As Kashmir boils, CM Mehbooba caught between politics and people
The spate of violence in Kashmir following the killing of Hizbul Mujahideen commander Burhan Wani last week has come at a time when the ruling Peoples Democratic Party (PDP) was desperately trying to rebuild its image “severely dented” by its alliance with the BJP.Burhan_wani_kashmir Updated: Jul 12, 2016 14:40 IST
The spate of violence in Kashmir following the killing of Hizbul Mujahideen commander Burhan Wani last week has come at a time when the ruling Peoples Democratic Party (PDP) was desperately trying to rebuild its image “severely dented” by its alliance with the BJP.
The volatile situation is certainly a worrying factor for Jammu and Kashmir chief minister Mehbooba Mufti who appeared to have regained some lost ground with her thumping victory in last month’s by-election from her late father Mufti Mohammad Sayeed’s Bijbehara constituency.
The fact that majority of civilian deaths in violent protests occurred in south Kashmir, a PDP strong-hold, is also a cause of concern for Mehbooba though her party colleagues hope that “as in the past this turbulent phase” would also be over soon.
“This is not a new phenomenon. Why do people conveniently forget 2008 and 2010 when violent protests resulted in the loss of hundreds of innocent lives?” asked senior PDP leader Mehboob Beg.
While more than 100 people were killed in stone-pelting protests in the summer of 2010, the two-month-long Amarnath land row in 2008 resulted in over a dozen of civilian deaths.
Political analysts are of the view that Mehbooba should try to assuage the “hurt” feelings of the people and the only way she could do it is to ensure that the agenda of alliance is implemented in letter and spirit.
“She should apologise to the people and also try to push her own agenda rather than that of the BJP,” said Prof Noor Ahmed Baba of Kashmir University. “The first and foremost is to initiate steps to withdraw AFSPA and start a dialogue process with Hurriyat and other separatist groups. Kashmir cannot be separated from its larger political context,” he said.
PDP leaders are visibly enraged over National Conference (NC) leader Omar Abdullah’s tweets on the prevailing situation. “As chief minister, was he in control in 2010?” asked Beg. “His failure to control the situation then prompted demands for his removal from within the Congress. He continues to be an immature politician.”

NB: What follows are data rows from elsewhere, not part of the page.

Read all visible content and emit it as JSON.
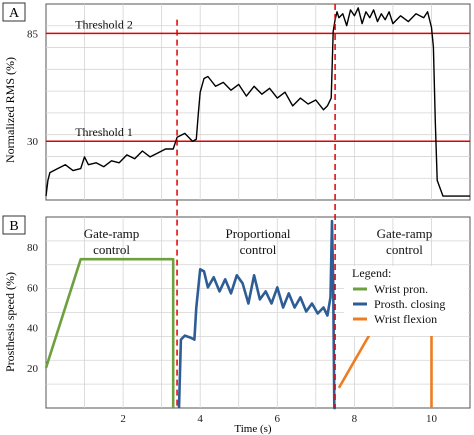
{
  "colors": {
    "threshold": "#e00000",
    "emg": "#000000",
    "wrist_pron": "#6fa040",
    "prosth_closing": "#2e5d96",
    "wrist_flexion": "#ee7d22",
    "grid": "#d4d4d4",
    "panel_border": "#555555"
  },
  "chart_data": [
    {
      "type": "line",
      "panel_label": "A",
      "ylabel": "Normalized RMS (%)",
      "xlim": [
        0,
        11
      ],
      "ylim": [
        0,
        100
      ],
      "yticks": [
        "30",
        "85"
      ],
      "ytick_values": [
        30,
        85
      ],
      "grid": true,
      "thresholds": [
        {
          "label": "Threshold 1",
          "value": 30
        },
        {
          "label": "Threshold 2",
          "value": 85
        }
      ],
      "markers_x": [
        3.4,
        7.5
      ],
      "series": [
        {
          "x": [
            0,
            0.05,
            0.1,
            0.3,
            0.5,
            0.7,
            0.9,
            1.0,
            1.1,
            1.3,
            1.5,
            1.7,
            1.9,
            2.1,
            2.3,
            2.5,
            2.7,
            2.9,
            3.1,
            3.3,
            3.4,
            3.6,
            3.8,
            3.9,
            3.95,
            4.0,
            4.1,
            4.2,
            4.4,
            4.6,
            4.8,
            5.0,
            5.2,
            5.4,
            5.6,
            5.8,
            6.0,
            6.2,
            6.4,
            6.6,
            6.8,
            7.0,
            7.2,
            7.3,
            7.4,
            7.45,
            7.5,
            7.55,
            7.6,
            7.7,
            7.8,
            7.9,
            8.0,
            8.1,
            8.2,
            8.3,
            8.4,
            8.5,
            8.6,
            8.7,
            8.8,
            8.9,
            9.0,
            9.2,
            9.4,
            9.6,
            9.8,
            9.9,
            10.0,
            10.05,
            10.1,
            10.15,
            10.3,
            10.6,
            11.0
          ],
          "values": [
            2,
            10,
            14,
            16,
            18,
            15,
            16,
            22,
            18,
            19,
            17,
            20,
            19,
            23,
            21,
            25,
            22,
            24,
            26,
            26,
            32,
            34,
            30,
            31,
            44,
            55,
            62,
            63,
            58,
            60,
            56,
            59,
            53,
            58,
            54,
            57,
            52,
            55,
            48,
            52,
            49,
            51,
            46,
            48,
            52,
            86,
            92,
            96,
            93,
            95,
            89,
            97,
            94,
            98,
            90,
            96,
            93,
            97,
            91,
            95,
            92,
            96,
            90,
            94,
            91,
            95,
            93,
            96,
            88,
            78,
            40,
            10,
            2,
            2,
            2
          ]
        }
      ]
    },
    {
      "type": "line",
      "panel_label": "B",
      "ylabel": "Prosthesis speed (%)",
      "xlabel": "Time (s)",
      "xlim": [
        0,
        11
      ],
      "ylim": [
        0,
        95
      ],
      "xticks": [
        "2",
        "4",
        "6",
        "8",
        "10"
      ],
      "xtick_values": [
        2,
        4,
        6,
        8,
        10
      ],
      "yticks": [
        "20",
        "40",
        "60",
        "80"
      ],
      "ytick_values": [
        20,
        40,
        60,
        80
      ],
      "grid": true,
      "markers_x": [
        3.4,
        7.5
      ],
      "region_labels": [
        {
          "line1": "Gate-ramp",
          "line2": "control",
          "x": 1.7
        },
        {
          "line1": "Proportional",
          "line2": "control",
          "x": 5.5
        },
        {
          "line1": "Gate-ramp",
          "line2": "control",
          "x": 9.3
        }
      ],
      "legend": {
        "title": "Legend:",
        "position": "right",
        "entries": [
          "Wrist pron.",
          "Prosth. closing",
          "Wrist flexion"
        ]
      },
      "series": [
        {
          "name": "Wrist pron.",
          "color": "#6fa040",
          "x": [
            0,
            0.9,
            3.3,
            3.3
          ],
          "values": [
            20,
            74,
            74,
            0
          ]
        },
        {
          "name": "Prosth. closing",
          "color": "#2e5d96",
          "x": [
            3.45,
            3.5,
            3.6,
            3.75,
            3.85,
            3.9,
            4.0,
            4.1,
            4.2,
            4.35,
            4.5,
            4.65,
            4.8,
            4.95,
            5.1,
            5.25,
            5.4,
            5.55,
            5.7,
            5.85,
            6.0,
            6.15,
            6.3,
            6.45,
            6.6,
            6.75,
            6.9,
            7.05,
            7.2,
            7.3,
            7.38,
            7.42,
            7.45,
            7.48,
            7.52
          ],
          "values": [
            0,
            34,
            36,
            35,
            34,
            50,
            69,
            68,
            60,
            65,
            58,
            64,
            57,
            66,
            62,
            52,
            66,
            54,
            58,
            52,
            60,
            50,
            57,
            50,
            55,
            48,
            52,
            47,
            50,
            46,
            55,
            93,
            62,
            0,
            0
          ]
        },
        {
          "name": "Wrist flexion",
          "color": "#ee7d22",
          "x": [
            7.6,
            8.5,
            10.0,
            10.0
          ],
          "values": [
            10,
            40,
            40,
            0
          ]
        }
      ]
    }
  ]
}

Abdullah, who led an NC-Congress coalition government from 2008 to 2014, had in a series of tweets asked Mehbooba to lead from the front and that she must accept the responsibility for letting things get to this point.
But political analysts widely blame the PDP’s alliance with the BJP for the deteriorating situation and the increase in militancy-related incidents in Kashmir.
“BJP is not acceptable to people of Kashmir. This was evident from a huge anti-BJP sentiment in 2014 elections. Naturally, the alliance is highly unpopular,” Baba said.
“The BJP has a particular mindset in terms of Kashmir and that is reflected in terms of high number of casualties. BJP has always favoured tough security measures even at the cost of innocent civilians,” he said. In just three days, 31 people have died and the number is rising.”
Rebel PDP leader and Lok Sabha MP from Srinagar Tariq Hameed Karra was unsparing on the coalition government. “Its claims about zero tolerance, maximum restraint and standard operational procedures are mere hollow rhetoric pleasing to ears only,” he said. “It seems that systematic genocide by repressive and oppressive measures tailored by hawks both in J&K and Centre is being executed unabatedly.”
State Congress chief GA Mir alleged that the coalition government has “failed not only in controlling the protests but also in ensuring safety” of the people.
Baba agrees with NC and state Congress leaders that Mehbooba does not appear to be in control of the situation. “Had she been in control this would not have happened?” he said.
Under fire from her political opponents, Mehbooba has now asked her party ministers and legislators to reach out to the people and travel across the valley. “We are a political party. The reach out has to be there. It is a continuous process,” Beg said.
A number of PDP leaders privately admit that the leadership is worried about the political fallout of the situation. “Obviously, NC and Congress are the natural beneficiaries of the growing resentment against our party,” said a PDP leader. “It is reflected in the PDP’s reduced popularity in Kashmir.”
However, the PDP leaders are hopeful that the situation will soon return to normal. “As in the past, this turbulent phase will also come to an end,” Beg said.